1. The most common and widely available remedy for breach of contract is expectation damages aimed at putting the claimant in the position, so far as money can do, that they would have been in had the contract being duly performed. It is not to punish the contract-breaker and, subject to points 7–9 below, not normally to protect the claimant’s reliance or restitutionary interests.
2. Expectation damages are measured:
- usually by the ‘diminution in value’: the difference between what the claimant was entitled to and what he actually received.
- alternatively, damages may be measured by the ‘cost of cure’ if it is not unreasonable to do so, taking into account:
- the claimant’s non-pecuniary purpose in contracting;
- their intention to cure; and
- the proportionality between the cost of cure and the benefit cure would confer.
- Where there is no diminution in value and the cost of cure is unreasonable, but the claimant has suffered non-pecuniary loss (his ‘consumer surplus’), an award can be made for the claimant’s ‘loss of amenity’ as in Ruxley v Forsyth.
3. Whilst damages are readily available for pecuniary loss of expectation, the general rule is to bar damages for non-pecuniary loss unless: (i) a distinct and important part of the contract was the claimant’s enjoyment or alleviation of distress; (ii) the loss was consequent on physical injury or inconvenience; or (iii) the claimant’s loss of reputation, other than from unfair dismissal, impaired his employment prospects.
4. Where contracts are made for the benefit of third parties, the promisee is generally regarded as suffering no compensable loss on breach.
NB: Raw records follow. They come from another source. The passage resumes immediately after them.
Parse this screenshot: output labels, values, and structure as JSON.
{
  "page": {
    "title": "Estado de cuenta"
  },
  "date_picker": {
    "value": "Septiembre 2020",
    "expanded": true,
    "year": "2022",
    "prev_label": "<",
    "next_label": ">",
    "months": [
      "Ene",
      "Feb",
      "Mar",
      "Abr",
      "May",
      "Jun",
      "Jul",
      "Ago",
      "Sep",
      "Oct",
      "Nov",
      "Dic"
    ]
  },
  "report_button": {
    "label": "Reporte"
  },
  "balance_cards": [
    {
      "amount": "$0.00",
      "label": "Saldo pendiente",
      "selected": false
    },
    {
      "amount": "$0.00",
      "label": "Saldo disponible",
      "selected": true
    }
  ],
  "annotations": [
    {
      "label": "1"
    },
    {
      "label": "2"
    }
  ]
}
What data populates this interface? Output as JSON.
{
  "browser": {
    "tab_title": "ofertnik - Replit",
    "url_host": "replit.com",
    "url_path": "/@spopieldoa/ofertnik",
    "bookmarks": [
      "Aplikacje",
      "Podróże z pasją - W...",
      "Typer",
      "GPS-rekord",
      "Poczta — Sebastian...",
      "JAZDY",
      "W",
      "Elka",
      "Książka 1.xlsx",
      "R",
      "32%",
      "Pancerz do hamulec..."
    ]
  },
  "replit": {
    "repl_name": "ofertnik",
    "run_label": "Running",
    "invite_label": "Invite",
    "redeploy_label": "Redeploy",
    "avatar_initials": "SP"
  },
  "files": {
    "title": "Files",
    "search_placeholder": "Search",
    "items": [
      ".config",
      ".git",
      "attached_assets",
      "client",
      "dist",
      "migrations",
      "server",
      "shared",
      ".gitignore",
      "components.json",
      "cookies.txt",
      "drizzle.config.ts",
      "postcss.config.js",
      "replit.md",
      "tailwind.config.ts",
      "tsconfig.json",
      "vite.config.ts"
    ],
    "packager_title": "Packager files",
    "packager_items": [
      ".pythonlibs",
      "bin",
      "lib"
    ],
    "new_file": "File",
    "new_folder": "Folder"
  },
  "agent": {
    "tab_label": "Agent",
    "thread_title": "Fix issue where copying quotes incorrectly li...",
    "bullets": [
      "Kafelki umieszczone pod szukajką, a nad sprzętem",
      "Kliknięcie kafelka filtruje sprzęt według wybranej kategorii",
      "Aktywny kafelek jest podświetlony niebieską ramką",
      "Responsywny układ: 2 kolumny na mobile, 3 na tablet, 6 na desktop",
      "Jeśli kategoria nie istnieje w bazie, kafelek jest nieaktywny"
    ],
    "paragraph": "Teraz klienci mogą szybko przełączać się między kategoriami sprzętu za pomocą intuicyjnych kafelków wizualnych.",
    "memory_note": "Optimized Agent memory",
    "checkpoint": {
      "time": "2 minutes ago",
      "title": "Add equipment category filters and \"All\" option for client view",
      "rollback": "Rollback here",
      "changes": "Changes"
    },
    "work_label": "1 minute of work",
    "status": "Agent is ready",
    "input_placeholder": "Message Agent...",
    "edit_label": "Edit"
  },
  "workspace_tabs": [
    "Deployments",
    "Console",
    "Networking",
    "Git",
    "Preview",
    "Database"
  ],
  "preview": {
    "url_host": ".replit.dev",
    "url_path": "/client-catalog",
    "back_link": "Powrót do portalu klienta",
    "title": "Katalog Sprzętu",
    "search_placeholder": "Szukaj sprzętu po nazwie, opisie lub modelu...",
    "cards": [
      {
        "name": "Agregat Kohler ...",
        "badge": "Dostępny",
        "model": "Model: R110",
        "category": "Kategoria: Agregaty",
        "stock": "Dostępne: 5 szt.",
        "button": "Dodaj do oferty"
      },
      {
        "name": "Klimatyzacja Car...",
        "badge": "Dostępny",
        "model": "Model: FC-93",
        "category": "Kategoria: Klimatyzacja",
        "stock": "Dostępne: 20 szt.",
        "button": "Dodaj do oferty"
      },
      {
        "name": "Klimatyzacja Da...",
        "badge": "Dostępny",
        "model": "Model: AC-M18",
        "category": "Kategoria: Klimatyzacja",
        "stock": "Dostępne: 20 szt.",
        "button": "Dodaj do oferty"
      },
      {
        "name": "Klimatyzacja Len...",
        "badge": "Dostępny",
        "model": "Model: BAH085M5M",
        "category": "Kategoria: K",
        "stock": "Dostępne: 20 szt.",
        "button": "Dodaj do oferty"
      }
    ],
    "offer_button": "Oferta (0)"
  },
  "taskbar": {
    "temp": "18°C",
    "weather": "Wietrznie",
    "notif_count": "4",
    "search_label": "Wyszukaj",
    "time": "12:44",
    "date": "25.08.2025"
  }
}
However, the ‘broad ground’ in McAlpine v Panatown may provide a basis for awarding the promisee substantial damages to protect his loss (including non-pecuniary) from the defendant’s breach.
5. The claimant may also recover their consequential losses so long as they are not too speculative or remote. Loss is not too remote if the defendant contemplated or ought reasonably to have contemplated, at the time of contracting, the type of loss suffered from his breach as a serious possibility flowing:
- from the ordinary course of things (subject to the understanding of the industry); or
- from his knowledge of the claimant’s special circumstances.
Unless the circumstances show that the defendant did not ‘assume liability’ for the claimant’s loss on this basis, but on some other basis.
6. The claimant must minimise avoidable losses:
- they must act reasonably to mitigate their loss;
- loss is normally assessed at the time of breach, the earliest point that the claimant’s mitigation can be expected; and
- their claim may be reduced if their loss is exacerbated by their own unreasonable conduct (contributory negligence) or
- by other (intervening) causes after breach.
7. The claimant cannot opt for reliance rather than expectation damages if he has made a bad bargain (ie his costs of performance would exceed their expected gains). Since expectation damages are preferable where they have made a good bargain, the claimant can only opt for reliance damages where they cannot be shown to have made a bad bargain but their expectations are too speculative.
8. Instead of expectation damages, the claimant can claim restitution of the benefits conferred on the defendant in performance of the contract where the contract is terminated for breach (total failure of consideration is required for money claims).
9. The claimant cannot normally claim the contract-breaker’s gains from breach, although Attorney-General v Blake has allowed this in exceptional cases where contract remedies are inadequate and the claimant has a ‘legitimate interest’ in preventing the defendant from profiting by their breach. The award is discretionary and its quantum is said to depend on a wide range of factors with Blake’s full account of profits at one extreme. However, subsequent pronouncement of SC in One Step makes a future award very unlikely.
10. In One Step, the SC narrows the scope of negotiating damages (preferable nomenclature to ‘Wrotham Park damages’) as an alternative measure of compensatory damages for breach of contract. It is only available:
- as damages in lieu of specific performance or injunction;
- where the breach of contract involves the infringement of the claimant’s proprietary right; damages may be awarded based on the ‘use value’ of the property concerned; or
- where the contractual rights breached are analogous to proprietary rights, being: ‘of such a kind that its breach can result in an identifiable loss equivalent to the economic value of the right, considered an asset, even in the absence of any pecuniary losses which are measurable in the ordinary way’.
11. Contract law’s protection of the claimant’s performance interest is qualified insofar as:
- the cost of cure may be denied;
- damages may be reduced by reference to remoteness, mitigation, intervening causes, contributory negligence, and the time for assessing loss; and
- damages may be denied where the loss is non-pecuniary and where performance is for a third party’s benefit.
However, moves to increase the protection of the claimant’s performance interest are evident in:
- the increasing recognition of non-pecuniary loss;
- the ‘broad’ ground in McAlpine v Panatown; and
- the exceptional recognition of an account of profits, and negotiating damages.